The results show that 163 patients with stage three and early stage four melanoma who were treated with T-VEC lived for an average of 41 months. That was compared with an average survival of 21.5 months for 66 patients who were given the current best immunotherapy drugs.
And the response was most pronounced in patients with less advanced cancers, underlining the potential benefit as a first-line treatment for metastatic cancers which cannot be surgically removed.
T-VEC is a modified form of herpes virus which multiplies inside cancer cells and bursts them from within. It has been genetically engineered to produce a molecule called GM-CSF, which stimulates the immune system to attack and destroy the tumour.
It has also been modified to remove two key genes so that it can’t replicate within healthy cells. Normal cells detect and destroy T-VEC before it can cause damage – but it replicates easily in cancer cells because their infection defences are compromised by genetic errors.
It is one of a new wave of virus-based drugs to show benefits in cancer trials, and is now the first to do so in a major randomised, controlled phase III trial.
“There is increasing excitement over the use of viral treatments like T-VEC for cancer, because they can launch a two-pronged attack on tumours – both killing cancer cells directly and marshalling the immune system against them,” said Prof Kevin Harrington, Professor of Biological Cancer Therapies at The Institute of Cancer Research.
“Because viral treatment can target cancer cells specifically, it tends to have fewer side-effects than traditional chemotherapy or some of the other new immunotherapies.
Dr Hayley Frend, science information manager at Cancer Research UK, said: “Using a virus to both kill cancer cells and nudge the immune system into attacking them is exciting.
“Previous studies have shown T-VEC could benefit some people with advanced skin cancer but this is the first study to prove an increase in survival.
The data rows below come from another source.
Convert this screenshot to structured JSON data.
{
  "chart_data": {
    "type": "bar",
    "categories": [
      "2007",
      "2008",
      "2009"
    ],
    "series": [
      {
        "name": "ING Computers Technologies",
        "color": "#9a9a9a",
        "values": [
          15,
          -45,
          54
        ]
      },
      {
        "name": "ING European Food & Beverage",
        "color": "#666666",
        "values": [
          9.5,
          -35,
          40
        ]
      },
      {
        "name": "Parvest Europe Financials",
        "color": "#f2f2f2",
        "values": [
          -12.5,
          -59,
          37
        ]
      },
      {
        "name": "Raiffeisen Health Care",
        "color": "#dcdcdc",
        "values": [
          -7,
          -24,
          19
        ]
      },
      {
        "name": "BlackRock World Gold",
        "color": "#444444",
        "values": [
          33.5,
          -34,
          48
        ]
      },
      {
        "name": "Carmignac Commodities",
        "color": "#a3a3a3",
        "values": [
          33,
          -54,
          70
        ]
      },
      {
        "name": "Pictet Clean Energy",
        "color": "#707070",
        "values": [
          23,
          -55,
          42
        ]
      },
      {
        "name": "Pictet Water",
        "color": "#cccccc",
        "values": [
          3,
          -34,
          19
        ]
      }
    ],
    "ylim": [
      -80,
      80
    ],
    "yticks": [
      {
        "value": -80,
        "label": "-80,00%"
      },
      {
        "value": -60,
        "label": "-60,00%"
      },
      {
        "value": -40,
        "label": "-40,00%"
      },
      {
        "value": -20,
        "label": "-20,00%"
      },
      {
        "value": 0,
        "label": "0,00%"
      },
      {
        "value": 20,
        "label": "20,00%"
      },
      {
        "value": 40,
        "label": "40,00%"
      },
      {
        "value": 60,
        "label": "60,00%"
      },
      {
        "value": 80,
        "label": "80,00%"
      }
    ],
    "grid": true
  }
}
The next step will be to understand why only some patients respond to T-VEC, in order to help better identify which patients might benefit from it.”
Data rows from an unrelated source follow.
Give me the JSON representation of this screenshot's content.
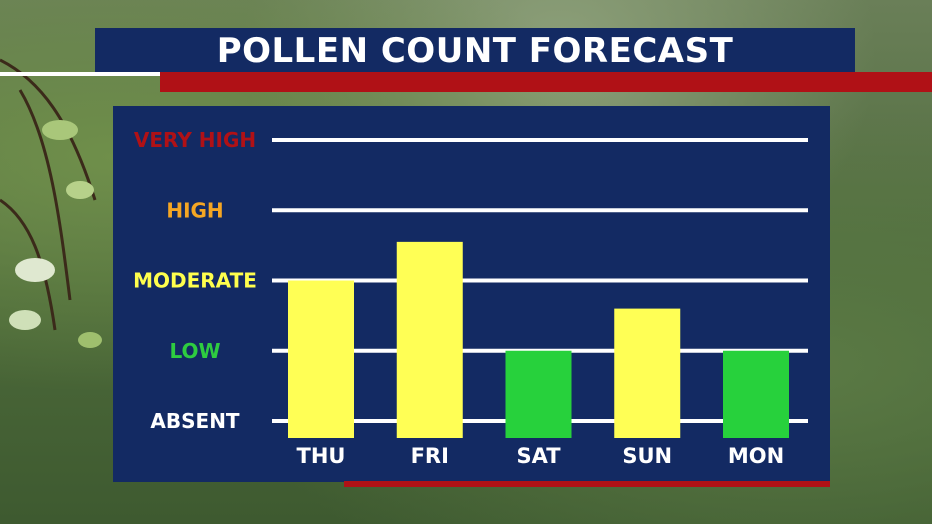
{
  "title": "POLLEN COUNT FORECAST",
  "chart_data": {
    "type": "bar",
    "title": "POLLEN COUNT FORECAST",
    "categories": [
      "THU",
      "FRI",
      "SAT",
      "SUN",
      "MON"
    ],
    "levels": [
      {
        "label": "ABSENT",
        "value": 0,
        "color": "#ffffff"
      },
      {
        "label": "LOW",
        "value": 1,
        "color": "#2ecc40"
      },
      {
        "label": "MODERATE",
        "value": 2,
        "color": "#ffff4d"
      },
      {
        "label": "HIGH",
        "value": 3,
        "color": "#f5a623"
      },
      {
        "label": "VERY HIGH",
        "value": 4,
        "color": "#b01116"
      }
    ],
    "values": [
      2.0,
      2.55,
      1.0,
      1.6,
      1.0
    ],
    "bar_colors": [
      "#ffff55",
      "#ffff55",
      "#27d13c",
      "#ffff55",
      "#27d13c"
    ],
    "ylim": [
      0,
      4
    ],
    "grid": true
  }
}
The research was also welcomed by British academics who said the results were ‘very promising.’
Prof Leonard Seymour, Professor of Gene Therapies, University of Oxford, said: “This T-Vec study shows powerful stimulus of an anticancer immune response in patients with melanoma skin cancer.
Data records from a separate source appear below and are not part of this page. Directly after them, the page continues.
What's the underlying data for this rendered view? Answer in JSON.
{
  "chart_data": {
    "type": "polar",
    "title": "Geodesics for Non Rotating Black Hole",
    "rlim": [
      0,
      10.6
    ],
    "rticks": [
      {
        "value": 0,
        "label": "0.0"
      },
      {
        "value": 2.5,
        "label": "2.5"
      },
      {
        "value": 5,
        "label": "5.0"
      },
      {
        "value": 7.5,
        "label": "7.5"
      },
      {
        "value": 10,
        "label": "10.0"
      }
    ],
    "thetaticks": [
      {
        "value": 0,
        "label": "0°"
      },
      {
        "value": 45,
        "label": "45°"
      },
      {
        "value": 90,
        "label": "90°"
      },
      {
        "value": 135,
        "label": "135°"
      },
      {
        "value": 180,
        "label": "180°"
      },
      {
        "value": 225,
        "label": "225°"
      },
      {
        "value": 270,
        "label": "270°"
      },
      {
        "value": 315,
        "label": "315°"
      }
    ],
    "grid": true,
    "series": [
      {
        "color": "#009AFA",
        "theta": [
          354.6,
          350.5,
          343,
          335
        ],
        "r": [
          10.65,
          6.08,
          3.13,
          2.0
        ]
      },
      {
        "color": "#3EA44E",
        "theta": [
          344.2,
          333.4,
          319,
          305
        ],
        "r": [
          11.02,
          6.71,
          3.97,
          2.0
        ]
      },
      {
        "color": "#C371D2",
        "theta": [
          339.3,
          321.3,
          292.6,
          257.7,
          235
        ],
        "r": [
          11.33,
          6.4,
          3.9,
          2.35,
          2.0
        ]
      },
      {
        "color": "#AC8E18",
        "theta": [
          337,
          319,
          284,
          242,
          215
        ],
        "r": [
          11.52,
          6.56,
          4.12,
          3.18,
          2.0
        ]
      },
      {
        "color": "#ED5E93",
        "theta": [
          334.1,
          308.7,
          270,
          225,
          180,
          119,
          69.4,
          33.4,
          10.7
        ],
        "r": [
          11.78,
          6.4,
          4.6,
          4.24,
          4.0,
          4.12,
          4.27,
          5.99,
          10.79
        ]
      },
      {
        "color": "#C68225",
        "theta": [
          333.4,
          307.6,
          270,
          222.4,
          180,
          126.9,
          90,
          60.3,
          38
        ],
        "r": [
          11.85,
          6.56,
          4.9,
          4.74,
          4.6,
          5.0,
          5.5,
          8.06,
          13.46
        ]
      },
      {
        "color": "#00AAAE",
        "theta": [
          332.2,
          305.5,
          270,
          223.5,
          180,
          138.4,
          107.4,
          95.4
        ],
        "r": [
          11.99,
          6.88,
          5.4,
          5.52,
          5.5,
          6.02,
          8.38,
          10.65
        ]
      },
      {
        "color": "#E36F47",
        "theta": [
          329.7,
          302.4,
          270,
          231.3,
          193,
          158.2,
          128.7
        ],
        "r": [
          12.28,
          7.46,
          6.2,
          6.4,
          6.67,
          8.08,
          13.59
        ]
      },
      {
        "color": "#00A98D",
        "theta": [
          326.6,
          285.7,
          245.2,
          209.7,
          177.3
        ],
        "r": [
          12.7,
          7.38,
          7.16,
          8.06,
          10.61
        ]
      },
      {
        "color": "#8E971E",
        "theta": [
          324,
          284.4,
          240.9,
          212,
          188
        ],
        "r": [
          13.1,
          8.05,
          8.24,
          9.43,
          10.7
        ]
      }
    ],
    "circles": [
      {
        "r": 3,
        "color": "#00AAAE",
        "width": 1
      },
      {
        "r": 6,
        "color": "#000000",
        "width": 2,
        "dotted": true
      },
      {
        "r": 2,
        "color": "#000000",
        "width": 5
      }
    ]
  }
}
“Increasingly we understand that cancer is characterised by suppression of the immune system within tumour deposits, meaning that cancer vaccines have struggled to create useful responses.
“However T-VEC appears to be able to overcome this suppression. At this stage it’s very promising that this appears to have positive results for melanoma skin cancer.”
Muzlifah Haniff, senior lecturer Senior Lecturer and Honorary Consultant Dermatologist at Newcastle University added: “This study reports another treatment strategy based on harnessing the power of our immune system to destroy melanoma, offering new hope to many patients.”
The trial was funded by the manufacturer of T-VEC, Amgen, and is published in the Journal of Clinical Oncology.